220 reviews27 followers
March 8, 2024
I am surprised more people don't know about this book; although with inherent comments from an outsider plunged into a new country, Pierre is a superb narrator who describes so well the beauty of Japan of late XIX century and his remarks stand true to this day about the modernity vs tradition. He bothered to learn the language well in his year (?) there. He visited out of regular sites like Kyoto and Edo, and went to Nikko, wanting to see an antient robe of an empress or the tombs of former rulers. He was interested, if at times prejudiced at least in his remarks. He tells and important and historic account of this japan close to war, mentioning the simplicity of their ways, their tea houses, ryokans, temples, shrines, onsens (which were mixed) and its people.
Profile Image for Geoffrey.
3 reviews
October 19, 2021
Un ouvrage inégal qui a mal vieilli car malheureusement teinté d'un peu trop de racisme à mon goût. Pierre Loti est un nom qui inspire à l'exotisme, aux voyages vers de contrées lointaines. Je m'attendais donc à un peu plus de profondeur dans ses observations de la société japonaise. J'ai trouvé déplorable et assez perturbant qu'il se borne à réduire toute une civilisation à des considérations purement esthétiques et superficielles. Ses remarques incessantes sur l'apparence des Japonais qu'il croise au cours de son séjour sont lassantes. Quel intérêt y a-t-il à constamment décrire les hommes et les femmes qu'il rencontre comme "laids" et à les comparer à des "singes" et des "guenons" ? Rien ne trouve grâce à ces yeux, tout est affreux, sombre, lugubre et sinistre.

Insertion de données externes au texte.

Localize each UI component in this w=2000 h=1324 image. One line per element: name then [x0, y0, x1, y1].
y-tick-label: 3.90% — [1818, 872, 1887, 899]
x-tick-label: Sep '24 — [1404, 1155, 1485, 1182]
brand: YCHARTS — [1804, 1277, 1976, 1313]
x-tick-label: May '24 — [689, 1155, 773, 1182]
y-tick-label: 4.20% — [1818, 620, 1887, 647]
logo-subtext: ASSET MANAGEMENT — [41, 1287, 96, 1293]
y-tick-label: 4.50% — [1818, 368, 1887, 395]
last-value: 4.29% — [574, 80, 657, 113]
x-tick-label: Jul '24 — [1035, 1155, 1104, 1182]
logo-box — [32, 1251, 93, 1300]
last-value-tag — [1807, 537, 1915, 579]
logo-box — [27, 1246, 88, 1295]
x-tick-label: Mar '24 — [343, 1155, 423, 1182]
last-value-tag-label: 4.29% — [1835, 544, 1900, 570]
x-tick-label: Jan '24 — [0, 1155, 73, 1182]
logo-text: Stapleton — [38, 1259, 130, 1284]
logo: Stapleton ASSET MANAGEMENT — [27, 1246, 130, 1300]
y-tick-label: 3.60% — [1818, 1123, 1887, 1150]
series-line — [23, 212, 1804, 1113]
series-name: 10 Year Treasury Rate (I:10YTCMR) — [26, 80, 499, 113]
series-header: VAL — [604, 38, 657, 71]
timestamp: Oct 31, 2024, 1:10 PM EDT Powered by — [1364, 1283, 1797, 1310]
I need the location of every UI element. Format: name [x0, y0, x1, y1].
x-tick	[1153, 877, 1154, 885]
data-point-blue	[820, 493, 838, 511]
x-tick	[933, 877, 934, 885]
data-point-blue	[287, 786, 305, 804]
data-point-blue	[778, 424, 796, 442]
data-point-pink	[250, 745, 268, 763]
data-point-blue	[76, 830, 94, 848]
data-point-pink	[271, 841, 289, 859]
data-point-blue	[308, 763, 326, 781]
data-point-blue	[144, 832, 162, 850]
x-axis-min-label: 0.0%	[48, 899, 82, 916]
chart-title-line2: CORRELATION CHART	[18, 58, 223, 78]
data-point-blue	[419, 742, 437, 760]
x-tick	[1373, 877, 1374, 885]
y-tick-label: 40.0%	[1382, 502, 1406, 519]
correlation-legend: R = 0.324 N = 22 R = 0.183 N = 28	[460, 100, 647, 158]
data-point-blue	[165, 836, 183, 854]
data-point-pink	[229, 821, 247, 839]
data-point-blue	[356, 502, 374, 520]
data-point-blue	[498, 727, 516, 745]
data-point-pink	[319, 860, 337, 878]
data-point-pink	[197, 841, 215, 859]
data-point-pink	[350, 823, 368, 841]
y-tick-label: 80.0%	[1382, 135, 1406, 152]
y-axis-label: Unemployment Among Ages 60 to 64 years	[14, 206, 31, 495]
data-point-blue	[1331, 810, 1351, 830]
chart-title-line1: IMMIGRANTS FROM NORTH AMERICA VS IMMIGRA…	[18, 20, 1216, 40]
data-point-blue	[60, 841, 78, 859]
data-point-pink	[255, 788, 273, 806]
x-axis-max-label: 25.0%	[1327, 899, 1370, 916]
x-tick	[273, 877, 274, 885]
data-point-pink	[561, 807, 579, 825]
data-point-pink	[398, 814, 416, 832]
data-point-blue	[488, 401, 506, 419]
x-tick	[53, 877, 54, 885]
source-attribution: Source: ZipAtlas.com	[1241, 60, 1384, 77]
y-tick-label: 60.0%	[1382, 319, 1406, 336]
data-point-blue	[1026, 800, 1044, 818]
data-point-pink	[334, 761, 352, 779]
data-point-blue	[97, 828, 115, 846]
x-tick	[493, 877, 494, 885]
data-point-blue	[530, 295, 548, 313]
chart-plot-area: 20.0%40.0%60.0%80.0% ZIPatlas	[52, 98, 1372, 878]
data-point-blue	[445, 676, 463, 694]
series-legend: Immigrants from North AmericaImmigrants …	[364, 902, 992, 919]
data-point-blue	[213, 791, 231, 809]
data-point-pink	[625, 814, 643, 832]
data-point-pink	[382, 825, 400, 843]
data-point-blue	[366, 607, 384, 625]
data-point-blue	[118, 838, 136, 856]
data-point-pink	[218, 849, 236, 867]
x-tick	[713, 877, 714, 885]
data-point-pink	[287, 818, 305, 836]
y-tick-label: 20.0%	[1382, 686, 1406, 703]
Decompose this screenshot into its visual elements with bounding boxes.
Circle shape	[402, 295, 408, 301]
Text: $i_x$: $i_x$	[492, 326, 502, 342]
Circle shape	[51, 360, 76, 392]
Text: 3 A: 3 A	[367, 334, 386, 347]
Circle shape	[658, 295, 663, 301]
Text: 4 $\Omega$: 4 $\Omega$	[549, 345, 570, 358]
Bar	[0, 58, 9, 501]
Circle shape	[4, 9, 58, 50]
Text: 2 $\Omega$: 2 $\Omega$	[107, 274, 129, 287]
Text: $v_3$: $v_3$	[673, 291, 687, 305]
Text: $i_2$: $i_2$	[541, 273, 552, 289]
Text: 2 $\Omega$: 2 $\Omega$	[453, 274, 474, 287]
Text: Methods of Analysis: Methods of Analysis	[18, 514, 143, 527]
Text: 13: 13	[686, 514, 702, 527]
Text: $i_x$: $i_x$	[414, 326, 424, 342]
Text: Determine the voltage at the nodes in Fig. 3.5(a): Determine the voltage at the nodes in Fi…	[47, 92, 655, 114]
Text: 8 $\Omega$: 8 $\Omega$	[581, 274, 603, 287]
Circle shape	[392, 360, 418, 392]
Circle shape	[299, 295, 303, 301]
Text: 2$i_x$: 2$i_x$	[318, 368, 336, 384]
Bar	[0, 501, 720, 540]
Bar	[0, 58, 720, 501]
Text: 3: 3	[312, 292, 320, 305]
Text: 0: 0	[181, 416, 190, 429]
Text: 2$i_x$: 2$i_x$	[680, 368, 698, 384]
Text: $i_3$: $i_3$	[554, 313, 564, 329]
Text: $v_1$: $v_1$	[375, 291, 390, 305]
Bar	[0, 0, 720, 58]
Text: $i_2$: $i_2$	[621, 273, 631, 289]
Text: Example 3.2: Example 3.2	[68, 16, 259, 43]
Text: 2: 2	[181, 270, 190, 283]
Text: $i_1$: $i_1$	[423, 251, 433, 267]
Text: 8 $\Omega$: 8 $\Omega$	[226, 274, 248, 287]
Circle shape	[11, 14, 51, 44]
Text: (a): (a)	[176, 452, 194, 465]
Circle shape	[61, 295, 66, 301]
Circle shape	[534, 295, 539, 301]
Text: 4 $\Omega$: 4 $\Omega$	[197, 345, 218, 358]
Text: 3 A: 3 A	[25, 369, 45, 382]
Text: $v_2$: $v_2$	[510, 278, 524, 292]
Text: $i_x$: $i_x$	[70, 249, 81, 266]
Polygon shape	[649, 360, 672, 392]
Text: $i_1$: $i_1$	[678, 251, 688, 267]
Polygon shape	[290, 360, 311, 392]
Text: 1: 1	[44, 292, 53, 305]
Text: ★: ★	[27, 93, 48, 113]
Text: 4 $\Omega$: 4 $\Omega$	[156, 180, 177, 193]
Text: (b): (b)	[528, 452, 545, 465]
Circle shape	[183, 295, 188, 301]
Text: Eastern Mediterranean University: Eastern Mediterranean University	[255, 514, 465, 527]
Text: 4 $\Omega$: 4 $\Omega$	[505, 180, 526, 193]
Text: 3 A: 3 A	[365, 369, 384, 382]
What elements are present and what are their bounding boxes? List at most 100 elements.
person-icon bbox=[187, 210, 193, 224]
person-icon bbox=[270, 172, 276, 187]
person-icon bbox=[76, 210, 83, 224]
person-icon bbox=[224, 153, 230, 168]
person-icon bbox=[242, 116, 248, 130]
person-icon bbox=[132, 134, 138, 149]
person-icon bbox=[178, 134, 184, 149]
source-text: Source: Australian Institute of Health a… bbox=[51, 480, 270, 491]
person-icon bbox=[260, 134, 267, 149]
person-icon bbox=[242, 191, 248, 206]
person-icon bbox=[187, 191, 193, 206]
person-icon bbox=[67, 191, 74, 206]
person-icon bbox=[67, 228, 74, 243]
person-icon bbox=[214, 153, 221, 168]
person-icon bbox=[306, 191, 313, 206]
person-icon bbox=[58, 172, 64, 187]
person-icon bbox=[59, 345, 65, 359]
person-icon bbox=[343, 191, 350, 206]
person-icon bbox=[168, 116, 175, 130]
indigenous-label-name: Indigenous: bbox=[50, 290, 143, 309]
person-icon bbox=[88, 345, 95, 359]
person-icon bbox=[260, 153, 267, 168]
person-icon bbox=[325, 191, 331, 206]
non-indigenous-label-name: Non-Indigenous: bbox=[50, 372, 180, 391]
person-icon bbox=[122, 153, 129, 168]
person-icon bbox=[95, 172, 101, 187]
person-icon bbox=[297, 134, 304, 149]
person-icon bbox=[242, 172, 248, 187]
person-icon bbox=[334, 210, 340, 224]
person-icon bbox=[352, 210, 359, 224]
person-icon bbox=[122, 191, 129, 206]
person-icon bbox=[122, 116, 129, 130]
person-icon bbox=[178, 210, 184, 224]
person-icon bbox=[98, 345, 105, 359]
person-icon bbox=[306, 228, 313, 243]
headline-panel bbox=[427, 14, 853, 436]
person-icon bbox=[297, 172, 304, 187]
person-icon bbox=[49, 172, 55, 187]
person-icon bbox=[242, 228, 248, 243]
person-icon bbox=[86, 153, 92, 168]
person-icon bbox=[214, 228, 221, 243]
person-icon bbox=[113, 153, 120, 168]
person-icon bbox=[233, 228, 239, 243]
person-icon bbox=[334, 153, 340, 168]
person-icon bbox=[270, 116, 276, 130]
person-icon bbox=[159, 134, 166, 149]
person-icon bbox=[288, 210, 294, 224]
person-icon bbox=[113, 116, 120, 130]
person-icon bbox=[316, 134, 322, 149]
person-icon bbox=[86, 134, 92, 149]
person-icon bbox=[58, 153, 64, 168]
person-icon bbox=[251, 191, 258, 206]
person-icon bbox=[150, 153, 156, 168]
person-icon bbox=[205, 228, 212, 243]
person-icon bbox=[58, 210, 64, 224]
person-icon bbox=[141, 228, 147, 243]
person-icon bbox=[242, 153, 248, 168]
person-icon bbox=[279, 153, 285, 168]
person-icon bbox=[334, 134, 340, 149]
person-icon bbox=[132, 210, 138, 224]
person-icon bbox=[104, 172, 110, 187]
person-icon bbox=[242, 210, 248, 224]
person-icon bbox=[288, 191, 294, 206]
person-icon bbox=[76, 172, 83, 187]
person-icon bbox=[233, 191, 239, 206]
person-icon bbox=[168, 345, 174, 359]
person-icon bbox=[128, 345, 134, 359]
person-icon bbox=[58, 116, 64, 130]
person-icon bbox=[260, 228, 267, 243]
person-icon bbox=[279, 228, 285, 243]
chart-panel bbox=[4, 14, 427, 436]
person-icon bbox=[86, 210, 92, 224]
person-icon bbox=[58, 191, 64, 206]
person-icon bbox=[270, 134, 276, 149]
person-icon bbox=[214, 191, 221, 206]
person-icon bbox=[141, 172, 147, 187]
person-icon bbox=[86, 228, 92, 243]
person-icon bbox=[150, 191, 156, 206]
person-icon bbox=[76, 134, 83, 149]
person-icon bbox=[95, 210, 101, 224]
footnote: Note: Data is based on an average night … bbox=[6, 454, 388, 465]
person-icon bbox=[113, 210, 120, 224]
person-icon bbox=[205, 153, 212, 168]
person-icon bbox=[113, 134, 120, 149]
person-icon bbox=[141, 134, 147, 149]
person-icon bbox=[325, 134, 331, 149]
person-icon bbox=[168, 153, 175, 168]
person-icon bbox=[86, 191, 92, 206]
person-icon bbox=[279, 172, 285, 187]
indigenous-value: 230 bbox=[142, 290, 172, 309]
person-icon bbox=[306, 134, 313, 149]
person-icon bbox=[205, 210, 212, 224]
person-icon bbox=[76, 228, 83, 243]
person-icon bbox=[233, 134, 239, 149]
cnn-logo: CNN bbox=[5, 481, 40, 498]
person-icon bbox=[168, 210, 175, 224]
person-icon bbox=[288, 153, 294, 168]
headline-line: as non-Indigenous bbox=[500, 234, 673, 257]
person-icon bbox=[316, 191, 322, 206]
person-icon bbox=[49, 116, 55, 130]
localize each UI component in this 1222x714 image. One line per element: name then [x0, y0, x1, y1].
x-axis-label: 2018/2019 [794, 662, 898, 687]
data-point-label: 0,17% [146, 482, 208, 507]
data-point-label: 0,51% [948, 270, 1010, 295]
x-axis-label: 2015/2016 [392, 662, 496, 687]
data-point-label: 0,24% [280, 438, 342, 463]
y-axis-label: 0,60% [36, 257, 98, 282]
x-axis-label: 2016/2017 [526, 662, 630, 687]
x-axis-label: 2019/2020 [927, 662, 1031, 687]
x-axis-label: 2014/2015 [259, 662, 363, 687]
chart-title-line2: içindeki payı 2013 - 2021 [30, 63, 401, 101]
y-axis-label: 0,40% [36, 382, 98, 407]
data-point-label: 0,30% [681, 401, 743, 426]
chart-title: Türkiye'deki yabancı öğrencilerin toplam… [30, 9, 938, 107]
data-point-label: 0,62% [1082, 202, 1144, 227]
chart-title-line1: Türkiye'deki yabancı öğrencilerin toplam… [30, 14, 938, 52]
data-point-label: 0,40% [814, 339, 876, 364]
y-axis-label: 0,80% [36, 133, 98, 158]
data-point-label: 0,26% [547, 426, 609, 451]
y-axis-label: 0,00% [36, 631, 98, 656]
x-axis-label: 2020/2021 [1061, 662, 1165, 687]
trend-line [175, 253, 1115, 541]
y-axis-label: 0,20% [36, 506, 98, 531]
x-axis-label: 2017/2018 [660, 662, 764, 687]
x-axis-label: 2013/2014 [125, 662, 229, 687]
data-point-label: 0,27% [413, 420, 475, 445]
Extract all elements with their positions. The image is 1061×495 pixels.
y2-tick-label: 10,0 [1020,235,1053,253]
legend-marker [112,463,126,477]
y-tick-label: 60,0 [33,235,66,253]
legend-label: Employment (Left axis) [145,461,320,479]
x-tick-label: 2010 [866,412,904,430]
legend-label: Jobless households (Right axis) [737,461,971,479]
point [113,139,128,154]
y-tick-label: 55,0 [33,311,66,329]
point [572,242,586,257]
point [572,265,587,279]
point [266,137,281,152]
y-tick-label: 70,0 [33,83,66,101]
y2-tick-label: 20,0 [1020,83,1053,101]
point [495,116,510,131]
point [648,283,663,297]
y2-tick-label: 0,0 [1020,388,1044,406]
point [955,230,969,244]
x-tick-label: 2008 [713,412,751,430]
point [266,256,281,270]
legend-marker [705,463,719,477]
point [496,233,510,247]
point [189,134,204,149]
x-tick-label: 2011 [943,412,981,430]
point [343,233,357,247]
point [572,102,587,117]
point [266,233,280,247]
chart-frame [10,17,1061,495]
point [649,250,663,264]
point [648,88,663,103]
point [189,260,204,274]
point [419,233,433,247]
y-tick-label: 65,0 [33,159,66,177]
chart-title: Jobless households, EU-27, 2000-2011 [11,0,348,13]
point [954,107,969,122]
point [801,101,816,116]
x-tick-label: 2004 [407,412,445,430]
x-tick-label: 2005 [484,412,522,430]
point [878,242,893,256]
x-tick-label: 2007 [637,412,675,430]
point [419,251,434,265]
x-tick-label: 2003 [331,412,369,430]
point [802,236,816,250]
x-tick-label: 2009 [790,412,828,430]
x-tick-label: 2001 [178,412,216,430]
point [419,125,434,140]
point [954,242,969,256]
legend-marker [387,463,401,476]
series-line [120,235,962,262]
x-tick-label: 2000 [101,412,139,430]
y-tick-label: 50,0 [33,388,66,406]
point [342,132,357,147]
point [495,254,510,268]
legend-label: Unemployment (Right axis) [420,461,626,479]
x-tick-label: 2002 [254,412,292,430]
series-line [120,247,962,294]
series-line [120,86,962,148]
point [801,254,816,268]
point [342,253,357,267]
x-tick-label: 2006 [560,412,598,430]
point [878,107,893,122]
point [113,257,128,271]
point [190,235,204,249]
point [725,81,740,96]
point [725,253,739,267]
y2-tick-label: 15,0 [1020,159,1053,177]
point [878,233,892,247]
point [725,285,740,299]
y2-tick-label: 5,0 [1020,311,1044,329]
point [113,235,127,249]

De son propre aveu, le Japon est un pays mystérieux et fascinant mais l'on est en droit de se demander pour quelles raisons l'auteur s'est-il donné la peine de partir si loin. En effet, au cours des différents recits réunis dans ce livre, il ne fait montre d'aucune envie manifeste de percer ces secrets et ces mystères. Au contraire, il semble que Pierre Loti arrive en terre conquise, sûr de sa supériorité d'Européen venu se divertir en se gaussant de ces sauvages primitifs d'extrême-Orient.

Malgré cela, ce témoignage reste néanmoins précieux. Je suis satisfait d'avoir pu remonter le temps et observer ce Japon que j'affectionne tant à une époque charnière de son histoire. Le style de l'auteur, quoiqu'un peu pompeux, est parvenu à me transporter grâce à ses descriptions riches et fouillées des nombreux temples visités ainsi que de la nature luxuriante du pays.

En somme, je suis vraiment déçu de cet ouvrage qui avait tant à offrir. Je suis conscient du fait qu'il est dangereux de juger une œuvre de 1889 avec des yeux contemporains mais le ton négatif du recueil laisse un très mauvais goût en bouche une fois la lecture terminée.
Profile Image for Lucrezia.
38 reviews
November 16, 2021
Incredibly interesting as there aren't many accounts of Japan during that time and as seen by an European. Touchy 1890s topics, though.
Profile Image for Stéphane.
93 reviews15 followers
November 29, 2016
Après le récit de Madame Chrysanthème, Loti visite d'autres villes et d'autres régions du Japon. Ces récits, toujours aussi passionants, sont moins marqués par le racisme qui prenait une tournure parfois embarassante dans Madame Chrysanthème. On découvre ici un Loti qui ose se montrer réellement fasciné par la culture japonaise.
La visite du mausolée du Shogun Tokugawa Ieyasu est un chapitre passionant qui suscite une envie irrépressible de découvrir ces montagnes, ces forêts de cèdre du Japon et des temples Shintoïstes.
Mais il y a aussi Kyoto, Edo, un bal à la cour et bien d'autres régions de ce Japon ancestral disparaissant au profit de la modernité qui font l'objet de visites. Sans oublier sa rencontre avec l'impératrice du Japon dans la dernière année avant la modification du protocole de la cour et l'européanisation des tenues officielles.